Quantification of proteins by mass spectrometry can be achieved using a technique called multiple reaction monitoring (MRM), during which signals from the endogenous protein are compared to those from a synthetic heavy-labeled internal standard (Kirkpatrick et al.,
2005; Brun et al.,
2009; Houston et al.,
2010; Stevenson et al.,
2010). More specifically, MRM analyses monitor peptides from proteins of interest, which are specific products of proteolysis often generated using the enzyme trypsin. The internal standards are synthetic peptides identical to the endogenous peptides of interest that have been labeled by the addition of a heavy isotope-containing amino acid, thereby changing its mass but nothing else.
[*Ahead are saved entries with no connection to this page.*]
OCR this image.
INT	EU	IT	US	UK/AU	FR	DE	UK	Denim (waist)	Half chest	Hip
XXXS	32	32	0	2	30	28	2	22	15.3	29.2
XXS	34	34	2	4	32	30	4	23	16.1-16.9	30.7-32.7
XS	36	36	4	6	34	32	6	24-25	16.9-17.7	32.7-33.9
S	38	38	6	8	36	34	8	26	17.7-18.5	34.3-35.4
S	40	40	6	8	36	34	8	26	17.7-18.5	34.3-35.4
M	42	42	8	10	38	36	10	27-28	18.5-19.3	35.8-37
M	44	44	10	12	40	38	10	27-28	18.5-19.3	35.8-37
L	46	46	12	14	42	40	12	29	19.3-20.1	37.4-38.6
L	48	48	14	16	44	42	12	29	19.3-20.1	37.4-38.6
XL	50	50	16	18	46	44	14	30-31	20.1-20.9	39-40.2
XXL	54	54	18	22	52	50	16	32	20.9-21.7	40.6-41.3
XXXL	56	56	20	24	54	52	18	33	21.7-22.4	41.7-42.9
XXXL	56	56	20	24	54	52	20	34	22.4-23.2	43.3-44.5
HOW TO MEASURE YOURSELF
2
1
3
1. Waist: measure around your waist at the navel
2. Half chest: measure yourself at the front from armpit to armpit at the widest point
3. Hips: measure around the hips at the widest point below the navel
Because MRM is a form of tandem mass spectrometry (MS/MS), peptides (precursors) are fragmented during the analysis. Fragmentation is used to verify the sequence of the specific peptide of interest, which provides an additional level of specificity to the analysis. This technology is aided greatly by genome and RNA sequencing efforts that provide the sequences for proteins of interest, which allows for rapid MRM method development. Using this technology, proteins that differ in sequence by a single non-isobaric amino acid are theoretically discernable. In addition, MRM analysis using nanospray ionization is highly reproducible with replicate analyses, having less than 15% variation on average including analyses at the limits of instrument detection (Addona et al.,
2009).
Recently, to begin to understand the natural variation of the allergenic protein levels in soybean, Houston et al. (
2010) utilized tandem mass spectrometry to characterize the natural variation of 10 allergens (representing all five categories of soybean allergens identified to date) in 20 commercially available non-GM soybean varieties. The authors reported that the absolute quantities [absolute per unit protein (μg allergen/mg protein)] of the studied allergens extended over a 10-fold range. The objective of the current study is to further evaluate the influence of genotypes and environments. Four non-GM commercially available varieties of soybeans were each grown at six different locations (Georgia, Iowa, Kansas, Nebraska, Ontario, and Pennsylvania, Figure ). Soybean allergens were measured similarly to Houston et al. (
2010) and absolute quantities of soybean allergens reported. Principal Component Analysis (PCA) was conducted to explore the patterns of multivariate data and a biplot (Gabriel,
1971) was utilized to provide results graphically. Genotypic variation and environmental variation were quantified relative to the overall mean and relative to residual variation using Analysis of Variance (ANOVA)-based
F-test. The data suggest that over a broad geographical region, the environment plays a larger role than genotype in determining allergen/anti-nutrient protein levels.